Peter FunchStep, Repeat, End
Peter Funch’s series Babel Tales (2006-10) makes for an impressive record of urban psychic space. Each work in the suite involves the shooting of hundreds of separate colour digital photos that are then edited into panoramic street scenes filled with people. Shot in Manhattan, the photos read like captured documentary moments where the subjects come together sharing the same sidewalks and daylight. The uncanny seamlessness of the images belies their careful, calculated construction.
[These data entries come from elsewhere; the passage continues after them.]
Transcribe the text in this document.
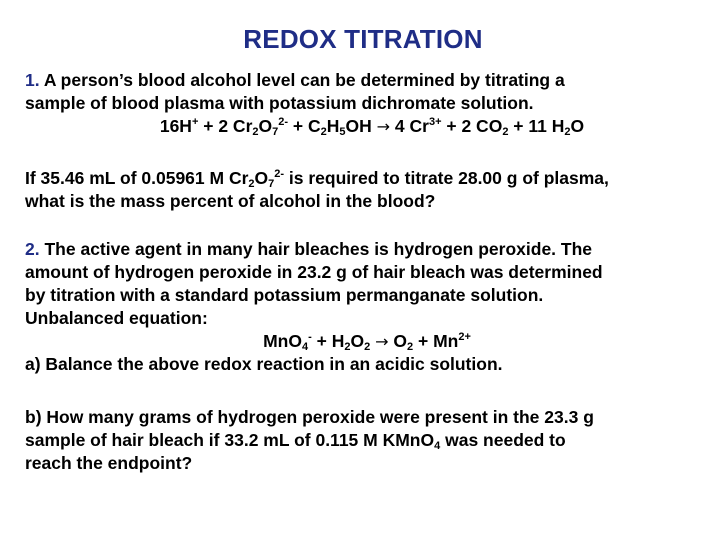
REDOX TITRATION
1. A person’s blood alcohol level can be determined by titrating a
sample of blood plasma with potassium dichromate solution.
16H+ + 2 $Cr_2O_7^{2-} + C_2H_5OH \to 4$ $Cr^{3+} + 2$ $CO_2 + 11$ $H_2O$
If 35.46 mL of 0.05961 M $Cr_2O_7^{2-}$ is required to titrate 28.00 g of plasma,
what is the mass percent of alcohol in the blood?
2. The active agent in many hair bleaches is hydrogen peroxide. The
amount of hydrogen peroxide in 23.2 g of hair bleach was determined
by titration with a standard potassium permanganate solution.
Unbalanced equation:
$MnO_4^- + H_2O_2 \to O_2 + Mn^{2+}$
a) Balance the above redox reaction in an acidic solution.
b) How many grams of hydrogen peroxide were present in the 23.3 g
sample of hair bleach if 33.2 mL of 0.115 M KMnO$_4$ was needed to
reach the endpoint?
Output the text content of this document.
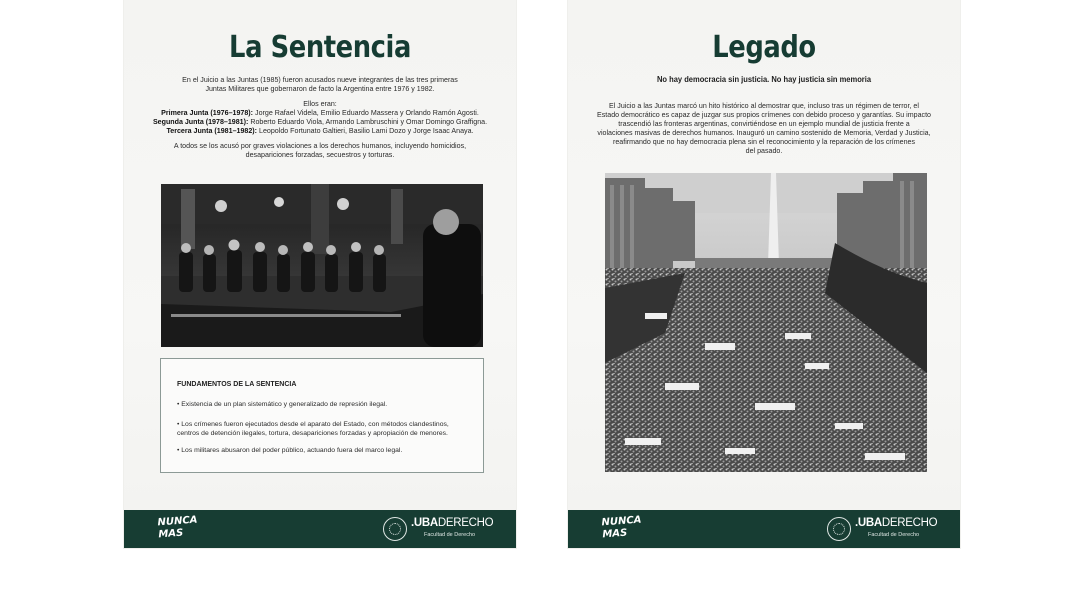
La Sentencia
En el Juicio a las Juntas (1985) fueron acusados nueve integrantes de las tres primeras
Juntas Militares que gobernaron de facto la Argentina entre 1976 y 1982.
Ellos eran:
Primera Junta (1976–1978): Jorge Rafael Videla, Emilio Eduardo Massera y Orlando Ramón Agosti.
Segunda Junta (1978–1981): Roberto Eduardo Viola, Armando Lambruschini y Omar Domingo Graffigna.
Tercera Junta (1981–1982): Leopoldo Fortunato Galtieri, Basilio Lami Dozo y Jorge Isaac Anaya.
A todos se los acusó por graves violaciones a los derechos humanos, incluyendo homicidios,
desapariciones forzadas, secuestros y torturas.
FUNDAMENTOS DE LA SENTENCIA
• Existencia de un plan sistemático y generalizado de represión ilegal.
• Los crímenes fueron ejecutados desde el aparato del Estado, con métodos clandestinos,
centros de detención ilegales, tortura, desapariciones forzadas y apropiación de menores.
• Los militares abusaron del poder público, actuando fuera del marco legal.
NUNCA
MAS
.UBADERECHO
Facultad de Derecho
Legado
No hay democracia sin justicia. No hay justicia sin memoria
El Juicio a las Juntas marcó un hito histórico al demostrar que, incluso tras un régimen de terror, el
Estado democrático es capaz de juzgar sus propios crímenes con debido proceso y garantías. Su impacto
trascendió las fronteras argentinas, convirtiéndose en un ejemplo mundial de justicia frente a
violaciones masivas de derechos humanos. Inauguró un camino sostenido de Memoria, Verdad y Justicia,
reafirmando que no hay democracia plena sin el reconocimiento y la reparación de los crímenes
del pasado.
NUNCA
MAS
.UBADERECHO
Facultad de Derecho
Funch’s crowds are thematic crowds. For all the differences in features, gender, ages and attire, we see citizens that have a sometimes comic, sometimes unnerving unanimity. The groups walk, smoke, raise their heads, take pictures in Times Square, yawn, carry manila envelopes, talk on mobile phones, or favour red clothes. In other pictures, they knit their brows in suspicion, touch their foreheads in remorse, shut their eyes in recall, or walk busy streets in splendid isolation. This tension between competing realms — between public and private, individual and group — makes the series a double-edged blend of anthropology and allegory.
From the series, we learn that the city houses codes of behaviour and that people act them out. While diversity flowers in the faces we see and the fashions the people wear, it nonetheless also shares a seat with the mechanics of repetition. Funch’s cinematic, wide-view format lends New York street life an epic dimension – the images are monuments to the facts of shared space, time and action. In the stark contrast and black shadows of the pictures, we feel its burden on a wider process of constructed identity. The open, spontaneous America of one’s imagination now moves in a virtual, scripted space.
With Tryptychs (2012) Funch shifts his approach. He presents not constructed but rather deconstructed, camera moments. Whether it is hommage à Robert des ruines College Station, the Life’s a Beach trio or And then we celebrated it, he gives us discrete but related images that share a loose, but disjointed, horizon line. The gaps between the images negotiate reframings and reorientations that create extrapolated subjective moments related to a sense of failure or difficulty. In College Station a building explodes in demolition. With Life’s a Beach, a windstorm presages a sunset scene where silhouetted figures raise their arms in a pagan-like salute to the sinking sun. In And then we celebrated it, fireworks shoot from a house in a foggy suburban landscape. The mood in all of them is, for the most part, elegiac. The separate images work like re-visitations or testaments to the theme. If life is a beach it’s a hardscrabble beach, a post-apocalyptic beach, a beach at the end of the road.
As for locale, this is no longer America. The image settings reference anywhere that a Modern past arrives at to meet an uncertain future. If the series wanted a prefix, Western Tryptychs would do. Funch and his history-laden format deliver a visceral sense of the unsteadiness now pervasive to the culture.